Now what the hack is a Revenooer?

An agent from the Internal Revenue Service. They used to (and probably still have to) go out into the hills looking for people and get them to pay their taxes.
 
Wow, and I thought census takers had it rough. I wonder how many catch buck shot in the ass every year.
 
Dixon Carter Lee said:


An agent from the Internal Revenue Service. They used to (and probably still have to) go out into the hills looking for people and get them to pay their taxes.

First sign of being a redneck...knowing that answer.
 
My relatives just silently follow the shade around the house with their lawnchairs, they don't reply much. Imagine the scene in Fargo with the two old guys discussing the front that's coming in,

hits it right on da nail don'tcha know...
 
Take out the bank and thats my hometown to a tee. Sometimes I miss the quaint safe quiet haven known as Sale Creek. Yes thats the name, as dumb as it may be it got that moniker from a gentleman named Patterson whom sailed down the creek and sold trinkets to the natives whom once roamed the land. My entire family is still in that area, and will be buried there.
 
Dixon Carter Lee said:
What, didn't anybody here ever read "Snuffy Smith" comic strips?

Actually I remember it. Vaguely though.

Didnt he have kids and everything in this comic strip?
 
lovetoread said:


Actually I remember it. Vaguely though.

Didnt he have kids and everything in this comic strip?
yep, there is Tater the baby and Jughaid, the nephew him and Weezy are raisin.
 
Dixon Carter Lee said:
I'm typing this from a tiny Southern town in South Carolina. There's one bank, a post office, and a shack with white bread they call a convenience store. Farmers grow soy Beans, corn, and cotton (which is picked, by hand, by black men and women). I went to sleep last night to the sound of a billion crickets, frogs, and a few dozen mooing cows. Up the road a piece you can find good Barbeque and rice, fireworks and propane (in the same store), and you can get cigaretts cheap, even if you're twelve.

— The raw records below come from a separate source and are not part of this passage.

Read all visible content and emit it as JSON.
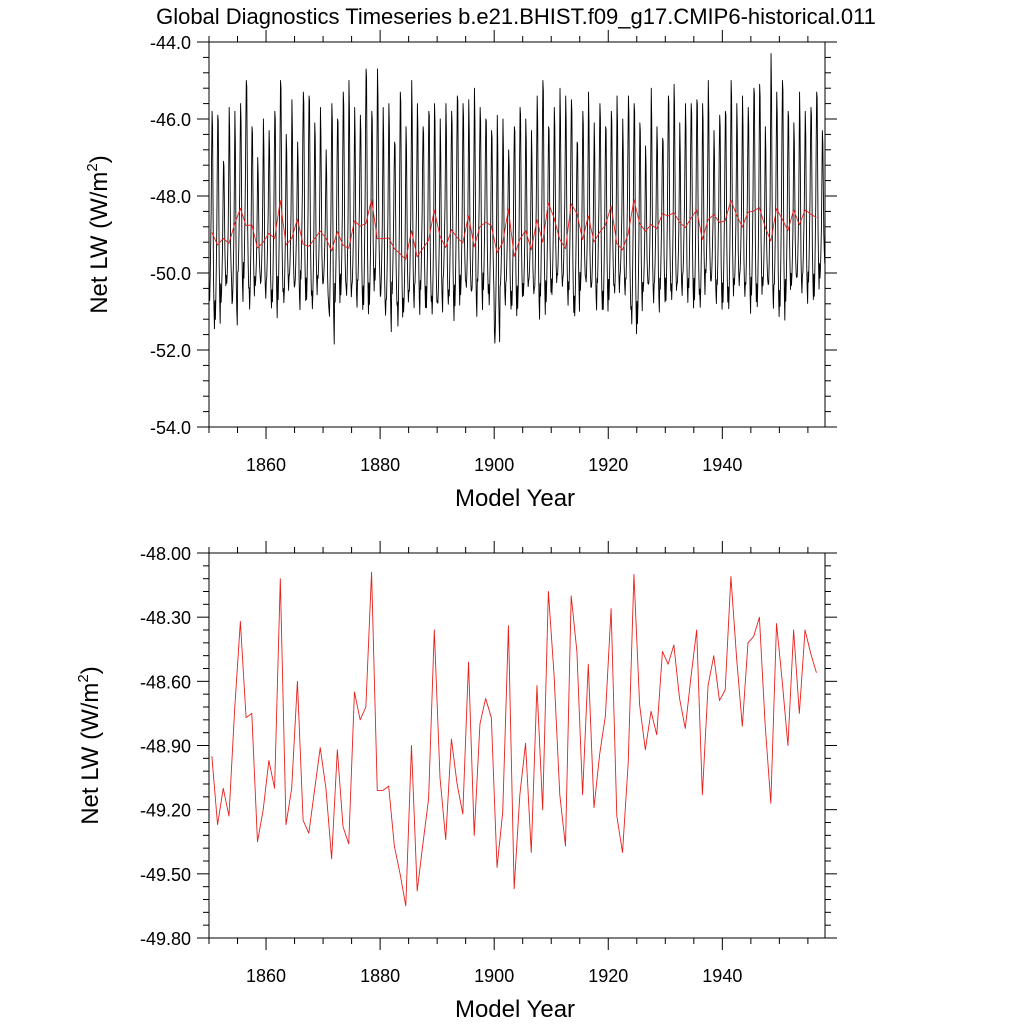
{
  "title": "Global Diagnostics Timeseries b.e21.BHIST.f09_g17.CMIP6-historical.011",
  "colors": {
    "monthly": "#000000",
    "annual": "#e8201c",
    "axis": "#000000"
  },
  "chart_data": [
    {
      "type": "line",
      "name": "monthly-and-annual-net-lw",
      "ylabel": "Net LW (W/m",
      "ylabel_sup": "2",
      "ylabel_close": ")",
      "xlabel": "Model Year",
      "xlim": [
        1850,
        1958
      ],
      "ylim": [
        -54.0,
        -44.0
      ],
      "yticks": [
        -54.0,
        -52.0,
        -50.0,
        -48.0,
        -46.0,
        -44.0
      ],
      "ytick_labels": [
        "-54.0",
        "-52.0",
        "-50.0",
        "-48.0",
        "-46.0",
        "-44.0"
      ],
      "xticks": [
        1860,
        1880,
        1900,
        1920,
        1940
      ],
      "xtick_labels": [
        "1860",
        "1880",
        "1900",
        "1920",
        "1940"
      ],
      "series": [
        {
          "name": "Monthly",
          "color": "#000000",
          "x_start": 1850.04,
          "x_step": 0.0833333,
          "monthly_pattern": [
            -50.1,
            -50.3,
            -49.9,
            -49.3,
            -48.6,
            -47.3,
            -46.1,
            -46.5,
            -48.0,
            -49.5,
            -50.1,
            -50.5
          ],
          "peak_values": [
            -45.8,
            -45.9,
            -47.1,
            -45.7,
            -45.8,
            -45.6,
            -45.0,
            -46.2,
            -47.0,
            -46.0,
            -46.3,
            -45.8,
            -45.0,
            -46.4,
            -45.5,
            -46.6,
            -45.3,
            -45.4,
            -46.1,
            -45.7,
            -46.8,
            -45.6,
            -46.0,
            -45.3,
            -45.0,
            -45.7,
            -45.9,
            -44.7,
            -45.8,
            -44.7,
            -45.7,
            -45.6,
            -46.6,
            -45.3,
            -46.2,
            -45.0,
            -45.6,
            -46.2,
            -45.8,
            -45.6,
            -46.0,
            -45.6,
            -45.8,
            -45.4,
            -45.6,
            -45.5,
            -45.2,
            -45.7,
            -46.0,
            -46.3,
            -45.9,
            -46.0,
            -46.8,
            -46.2,
            -45.7,
            -46.0,
            -46.3,
            -45.4,
            -45.0,
            -46.2,
            -45.7,
            -45.2,
            -45.4,
            -45.5,
            -46.6,
            -45.8,
            -45.3,
            -46.1,
            -45.6,
            -46.2,
            -45.8,
            -45.4,
            -46.0,
            -45.4,
            -45.6,
            -46.1,
            -46.7,
            -45.2,
            -46.2,
            -46.5,
            -45.4,
            -45.1,
            -46.1,
            -45.6,
            -45.6,
            -45.5,
            -45.6,
            -45.0,
            -46.3,
            -45.9,
            -45.8,
            -45.0,
            -45.6,
            -45.4,
            -45.7,
            -45.2,
            -45.1,
            -46.2,
            -44.3,
            -45.3,
            -45.0,
            -45.8,
            -46.1,
            -45.3,
            -45.8,
            -45.7,
            -45.3,
            -46.3
          ],
          "trough_values": [
            -51.1,
            -51.2,
            -50.6,
            -50.5,
            -51.3,
            -50.4,
            -50.2,
            -50.8,
            -50.4,
            -50.7,
            -50.6,
            -50.9,
            -50.6,
            -50.8,
            -50.5,
            -50.7,
            -50.4,
            -50.6,
            -50.9,
            -50.5,
            -50.6,
            -51.5,
            -50.7,
            -50.5,
            -50.9,
            -50.8,
            -50.6,
            -50.9,
            -50.7,
            -50.4,
            -51.1,
            -51.2,
            -50.6,
            -51.3,
            -51.1,
            -51.0,
            -50.8,
            -50.6,
            -50.8,
            -51.1,
            -51.2,
            -50.6,
            -50.9,
            -50.8,
            -50.5,
            -50.7,
            -51.0,
            -50.6,
            -50.4,
            -50.7,
            -52.1,
            -50.8,
            -50.6,
            -50.9,
            -50.8,
            -50.7,
            -50.6,
            -50.9,
            -50.8,
            -50.6,
            -50.6,
            -50.5,
            -50.6,
            -50.7,
            -51.0,
            -50.4,
            -50.6,
            -50.8,
            -50.6,
            -50.9,
            -50.6,
            -50.8,
            -50.5,
            -50.6,
            -51.4,
            -51.2,
            -50.6,
            -50.8,
            -50.7,
            -50.5,
            -50.6,
            -50.8,
            -50.7,
            -50.5,
            -50.6,
            -50.6,
            -50.9,
            -50.4,
            -50.6,
            -50.6,
            -50.7,
            -50.9,
            -50.6,
            -50.5,
            -50.7,
            -50.6,
            -50.8,
            -50.5,
            -50.9,
            -50.8,
            -51.0,
            -50.6,
            -50.4,
            -50.6,
            -50.5,
            -50.4,
            -50.5,
            -50.1
          ]
        },
        {
          "name": "Annual",
          "color": "#e8201c",
          "x_start": 1850.5,
          "x_step": 1.0,
          "values": [
            -48.95,
            -49.27,
            -49.1,
            -49.23,
            -48.73,
            -48.32,
            -48.77,
            -48.75,
            -49.35,
            -49.2,
            -48.97,
            -49.1,
            -48.12,
            -49.27,
            -49.1,
            -48.6,
            -49.25,
            -49.31,
            -49.11,
            -48.91,
            -49.1,
            -49.43,
            -48.92,
            -49.28,
            -49.36,
            -48.65,
            -48.78,
            -48.72,
            -48.09,
            -49.11,
            -49.11,
            -49.09,
            -49.37,
            -49.5,
            -49.65,
            -48.9,
            -49.58,
            -49.36,
            -49.15,
            -48.36,
            -49.05,
            -49.34,
            -48.87,
            -49.08,
            -49.22,
            -48.51,
            -49.32,
            -48.8,
            -48.68,
            -48.77,
            -49.47,
            -49.21,
            -48.34,
            -49.57,
            -49.13,
            -48.89,
            -49.4,
            -48.62,
            -49.2,
            -48.18,
            -48.57,
            -49.13,
            -49.37,
            -48.2,
            -48.46,
            -49.13,
            -48.52,
            -49.19,
            -48.94,
            -48.76,
            -48.26,
            -49.23,
            -49.4,
            -48.98,
            -48.1,
            -48.71,
            -48.92,
            -48.74,
            -48.85,
            -48.46,
            -48.52,
            -48.43,
            -48.68,
            -48.82,
            -48.58,
            -48.36,
            -49.13,
            -48.62,
            -48.48,
            -48.69,
            -48.64,
            -48.11,
            -48.49,
            -48.81,
            -48.42,
            -48.39,
            -48.3,
            -48.8,
            -49.17,
            -48.33,
            -48.6,
            -48.9,
            -48.36,
            -48.75,
            -48.36,
            -48.47,
            -48.56
          ]
        }
      ]
    },
    {
      "type": "line",
      "name": "annual-net-lw",
      "ylabel": "Net LW (W/m",
      "ylabel_sup": "2",
      "ylabel_close": ")",
      "xlabel": "Model Year",
      "xlim": [
        1850,
        1958
      ],
      "ylim": [
        -49.8,
        -48.0
      ],
      "yticks": [
        -49.8,
        -49.5,
        -49.2,
        -48.9,
        -48.6,
        -48.3,
        -48.0
      ],
      "ytick_labels": [
        "-49.80",
        "-49.50",
        "-49.20",
        "-48.90",
        "-48.60",
        "-48.30",
        "-48.00"
      ],
      "xticks": [
        1860,
        1880,
        1900,
        1920,
        1940
      ],
      "xtick_labels": [
        "1860",
        "1880",
        "1900",
        "1920",
        "1940"
      ],
      "series": [
        {
          "name": "Annual",
          "color": "#e8201c",
          "x_start": 1850.5,
          "x_step": 1.0,
          "values": [
            -48.95,
            -49.27,
            -49.1,
            -49.23,
            -48.73,
            -48.32,
            -48.77,
            -48.75,
            -49.35,
            -49.2,
            -48.97,
            -49.1,
            -48.12,
            -49.27,
            -49.1,
            -48.6,
            -49.25,
            -49.31,
            -49.11,
            -48.91,
            -49.1,
            -49.43,
            -48.92,
            -49.28,
            -49.36,
            -48.65,
            -48.78,
            -48.72,
            -48.09,
            -49.11,
            -49.11,
            -49.09,
            -49.37,
            -49.5,
            -49.65,
            -48.9,
            -49.58,
            -49.36,
            -49.15,
            -48.36,
            -49.05,
            -49.34,
            -48.87,
            -49.08,
            -49.22,
            -48.51,
            -49.32,
            -48.8,
            -48.68,
            -48.77,
            -49.47,
            -49.21,
            -48.34,
            -49.57,
            -49.13,
            -48.89,
            -49.4,
            -48.62,
            -49.2,
            -48.18,
            -48.57,
            -49.13,
            -49.37,
            -48.2,
            -48.46,
            -49.13,
            -48.52,
            -49.19,
            -48.94,
            -48.76,
            -48.26,
            -49.23,
            -49.4,
            -48.98,
            -48.1,
            -48.71,
            -48.92,
            -48.74,
            -48.85,
            -48.46,
            -48.52,
            -48.43,
            -48.68,
            -48.82,
            -48.58,
            -48.36,
            -49.13,
            -48.62,
            -48.48,
            -48.69,
            -48.64,
            -48.11,
            -48.49,
            -48.81,
            -48.42,
            -48.39,
            -48.3,
            -48.8,
            -49.17,
            -48.33,
            -48.6,
            -48.9,
            -48.36,
            -48.75,
            -48.36,
            -48.47,
            -48.56
          ]
        }
      ]
    }
  ]
}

It's strange here. People treat their dogs like wild animals, letting them live outside, roaming, picking up ticks, and getting hit by cars. Their sense of humor is completely free of irony and smarm, and they're all Baptists who believe Evolution is evil. So you can just imagine how fucking well I'm getting on.


Still, it's beautiful here. The woods are thick, the fields are lush, the air is sweet, and the river is black and still, and I'll take all that over the sunbaked urban blight of Los Angeles.

With a few changes... It's Missouri... we grow soy beans, corn and tobacco (which is planted and picked by hand, mostly by Mexican men and women)... we fall asleep to cicadas, frogs and coyotes... the propane shop sells fertilizer, not fireworks, and there's no convenience store. Everything else... dead on with where I live now.
 
Wow Civilization!!

We have a Voluteer Fire Department and a water tower.

Ohh and tons of those Primitive Southern Baptists.